You could start looking at the console, network tab. Lookup for that request that connects to Cognos BI. Once you see that, copy that link and paste it on another Chrome tab. That should give you a better look at what the possible error is.
Ideally, once that is fixed, it should redirect it to the Canvas app with the CAM passport usually visible in the URL.
Check the error in the console too. Like if there is a no cross origin request error.
As a start, check to see if it is able to redirect it to the Canvas app if you just copy over that URL into a new tab.
In summary, looking at the response, there seems to be some issue in the Cognos BI / CA. The response posted above is returning an XML, instead of a normal HTML. Then, looking at the content, there is no visible CAMPassport within that too.
The Canvas configuration that you have looks alright already. So it should only be a matter of when CA’s response is fixed.
Here are the following items to check:
Do check that Cognos BI is starting properly and no errors should be indicated in there as much as possible.
Ensure that you can login automatically at least via Architect
Set the instances.json file’s useSSOWithCAM property to false, and manually login by selecting the CAM Namespace, and then typing your username and password
Set the instances.json file’s useSSOWithCAM property to true, then go to a Canvas page that has TM1 data to trigger the login - if there is still an issue logging in, open Chrome’s Developer Console (if available), and go to Network tab to look for the Cognos BI / CA link and check the response (this should at least have the CAMPassport content) 4.1. To get a better look at the error, copy the link and paste it into another tab and see what the response is (it should redirect at least to your Canvas application)
Check for any errors on the console (i.g. no access origin).

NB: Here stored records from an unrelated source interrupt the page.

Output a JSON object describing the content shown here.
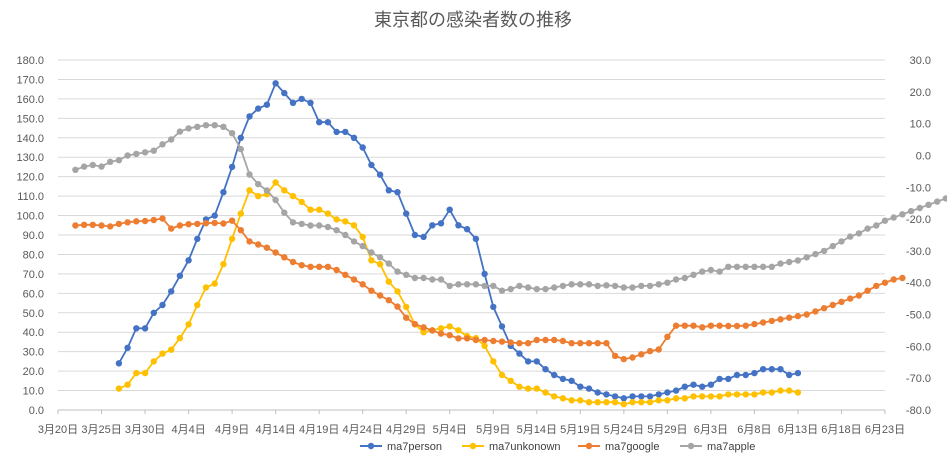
{
  "chart_data": {
    "type": "line",
    "title": "東京都の感染者数の推移",
    "xlabel": "",
    "ylabel": "",
    "x_tick_labels": [
      "3月20日",
      "3月25日",
      "3月30日",
      "4月4日",
      "4月9日",
      "4月14日",
      "4月19日",
      "4月24日",
      "4月29日",
      "5月4日",
      "5月9日",
      "5月14日",
      "5月19日",
      "5月24日",
      "5月29日",
      "6月3日",
      "6月8日",
      "6月13日",
      "6月18日",
      "6月23日"
    ],
    "xlim_day_index": [
      0,
      95
    ],
    "ylim_left": [
      0,
      180
    ],
    "ytick_step_left": 10,
    "ylim_right": [
      -80,
      30
    ],
    "ytick_step_right": 10,
    "y_tick_labels_left": [
      "0.0",
      "10.0",
      "20.0",
      "30.0",
      "40.0",
      "50.0",
      "60.0",
      "70.0",
      "80.0",
      "90.0",
      "100.0",
      "110.0",
      "120.0",
      "130.0",
      "140.0",
      "150.0",
      "160.0",
      "170.0",
      "180.0"
    ],
    "y_tick_labels_right": [
      "-80.0",
      "-70.0",
      "-60.0",
      "-50.0",
      "-40.0",
      "-30.0",
      "-20.0",
      "-10.0",
      "0.0",
      "10.0",
      "20.0",
      "30.0"
    ],
    "legend_position": "bottom",
    "series": [
      {
        "name": "ma7person",
        "axis": "left",
        "color": "#4472C4",
        "start_day": 7,
        "values": [
          24,
          32,
          42,
          42,
          50,
          54,
          61,
          69,
          77,
          88,
          98,
          100,
          112,
          125,
          140,
          151,
          155,
          157,
          168,
          163,
          158,
          160,
          158,
          148,
          148,
          143,
          143,
          140,
          135,
          126,
          121,
          113,
          112,
          101,
          90,
          89,
          95,
          96,
          103,
          95,
          93,
          88,
          70,
          53,
          43,
          33,
          29,
          25,
          25,
          21,
          18,
          16,
          15,
          12,
          11,
          9,
          8,
          7,
          6,
          7,
          7,
          7,
          8,
          9,
          10,
          12,
          13,
          12,
          13,
          16,
          16,
          18,
          18,
          19,
          21,
          21,
          21,
          18,
          19
        ]
      },
      {
        "name": "ma7unkonown",
        "axis": "left",
        "color": "#FFC000",
        "start_day": 7,
        "values": [
          11,
          13,
          19,
          19,
          25,
          29,
          31,
          37,
          44,
          54,
          63,
          65,
          75,
          88,
          101,
          113,
          110,
          111,
          117,
          113,
          110,
          107,
          103,
          103,
          101,
          98,
          97,
          95,
          89,
          77,
          75,
          66,
          61,
          53,
          44,
          40,
          41,
          42,
          43,
          41,
          38,
          37,
          33,
          25,
          18,
          15,
          12,
          11,
          11,
          9,
          7,
          6,
          5,
          5,
          4,
          4,
          4,
          4,
          3,
          4,
          4,
          4,
          5,
          5,
          6,
          6,
          7,
          7,
          7,
          7,
          8,
          8,
          8,
          8,
          9,
          9,
          10,
          10,
          9
        ]
      },
      {
        "name": "ma7google",
        "axis": "right",
        "color": "#ED7D31",
        "start_day": 2,
        "values": [
          -22,
          -21.8,
          -21.8,
          -22,
          -22.3,
          -21.5,
          -21,
          -20.7,
          -20.6,
          -20.3,
          -19.8,
          -23,
          -22,
          -21.6,
          -21.5,
          -21.3,
          -21.2,
          -21.4,
          -20.5,
          -23.5,
          -27,
          -28,
          -29,
          -30.5,
          -32,
          -33.5,
          -34.5,
          -35,
          -35,
          -35,
          -36,
          -37.5,
          -39,
          -40.5,
          -42.5,
          -44,
          -45.5,
          -47.5,
          -51,
          -53,
          -54,
          -55,
          -56,
          -56.5,
          -57.5,
          -57.5,
          -58,
          -58,
          -58.3,
          -58.5,
          -58.8,
          -59,
          -59,
          -58,
          -58,
          -58,
          -58.3,
          -59,
          -59,
          -59,
          -59,
          -59,
          -63,
          -64,
          -63.5,
          -62.5,
          -61.5,
          -61,
          -57,
          -53.5,
          -53.5,
          -53.5,
          -54,
          -53.5,
          -53.5,
          -53.6,
          -53.6,
          -53.5,
          -53,
          -52.5,
          -52,
          -51.5,
          -51,
          -50.5,
          -50,
          -49,
          -48,
          -47,
          -46,
          -45,
          -44,
          -42.5,
          -41,
          -40,
          -39,
          -38.5
        ]
      },
      {
        "name": "ma7apple",
        "axis": "right",
        "color": "#A5A5A5",
        "start_day": 2,
        "values": [
          -4.5,
          -3.5,
          -3,
          -3.5,
          -2,
          -1.5,
          0,
          0.5,
          1,
          1.5,
          3.5,
          5,
          7.5,
          8.5,
          9,
          9.5,
          9.5,
          9,
          7,
          2,
          -6,
          -9,
          -11,
          -14,
          -18,
          -21,
          -21.5,
          -22,
          -22,
          -22.5,
          -23.5,
          -25,
          -27,
          -28.5,
          -30.5,
          -32,
          -34,
          -36.5,
          -37.5,
          -38.5,
          -38.5,
          -39,
          -39,
          -41,
          -40.5,
          -40.5,
          -40.5,
          -41,
          -41,
          -42.5,
          -42,
          -41,
          -41.5,
          -42,
          -42,
          -41.5,
          -41,
          -40.5,
          -40.5,
          -40.5,
          -41,
          -40.8,
          -41,
          -41.5,
          -41.5,
          -41,
          -41,
          -40.5,
          -40,
          -39,
          -38.5,
          -37.5,
          -36.5,
          -36,
          -36.5,
          -35,
          -35,
          -35,
          -35,
          -35,
          -35,
          -34,
          -33.5,
          -33,
          -32,
          -31,
          -30,
          -28.5,
          -27,
          -25.5,
          -24.5,
          -23,
          -22,
          -20.5,
          -19.5,
          -18.5,
          -17.5,
          -16.5,
          -15.5,
          -14.5,
          -13.5,
          -12.5,
          -11.5,
          -10.5
        ]
      }
    ]
  }
}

If you have this, either the ssoSlaves may not have been configured properly with the correct URL or the URL of the Canvas application needs to be added into the Cognos Application Firewall’s list of allowed domains / URLs (please see Jack’s post on this thread)

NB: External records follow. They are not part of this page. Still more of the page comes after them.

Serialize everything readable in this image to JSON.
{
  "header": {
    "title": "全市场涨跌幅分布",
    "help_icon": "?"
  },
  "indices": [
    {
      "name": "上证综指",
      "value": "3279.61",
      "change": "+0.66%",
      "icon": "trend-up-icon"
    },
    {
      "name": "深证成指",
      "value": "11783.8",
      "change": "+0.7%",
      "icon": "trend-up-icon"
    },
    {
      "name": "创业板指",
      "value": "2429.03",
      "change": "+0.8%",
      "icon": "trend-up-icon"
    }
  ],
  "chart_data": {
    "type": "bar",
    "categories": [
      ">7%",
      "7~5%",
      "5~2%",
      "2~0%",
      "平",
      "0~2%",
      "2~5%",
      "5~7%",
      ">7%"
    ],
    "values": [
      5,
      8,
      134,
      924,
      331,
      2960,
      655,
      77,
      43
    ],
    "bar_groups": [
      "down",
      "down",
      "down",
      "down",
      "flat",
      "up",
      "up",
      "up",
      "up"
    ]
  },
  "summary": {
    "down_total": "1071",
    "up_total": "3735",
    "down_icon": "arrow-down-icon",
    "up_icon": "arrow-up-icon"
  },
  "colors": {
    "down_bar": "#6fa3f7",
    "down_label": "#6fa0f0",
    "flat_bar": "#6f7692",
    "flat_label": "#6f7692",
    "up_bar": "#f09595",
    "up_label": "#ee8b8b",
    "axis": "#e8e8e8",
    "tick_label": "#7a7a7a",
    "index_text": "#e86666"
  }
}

Thanks for the update! It was great that you found the fix and now Cognos Analytics is starting up without an issue and Architect can at least connect again and properly authorize without those errors.
Now we are left with what seems to be the new or error response by Cognos Analytics (item#4). Normally, the response is an HTML. But judging from the error posted, it looks like it posted an error - and is just returning a normal XML.
The contents of the XML does not return a CAMPassport as expected, but it seems to have a new bit of information similar to it - SecurityBlob.
We will check on the Canvas if it is possible to capture and be able to process that error. Reason for this is that it may be not all readable from the JavaScript side.
In the meantime, do check if you can configure or find out why Cognos Analytics is returning this faulty response as per the attribute it is header: xmlns:fault=“http://developer.cognos.com/schemas/xts/portal/iFaultHandler/1/”. Also, check if it can be configured to return the above request normally.
I asked the question re: Cognos Analytics/tm1web because we recently tried to get Canvas & SSO working with CA and hit a brick wall - but in this case tm1web wasn’t working with SSO and they are currently resolving that first.
I was trying to gather more information on the Cognos Analytics on whether this is a new structure with that new parameter in the error response named SecurityBlob and was wondering if someone had the same issue.
So when you mentioned that brick wall with CA, is that the same issue as what @mmioduski has been seeing on the console errors?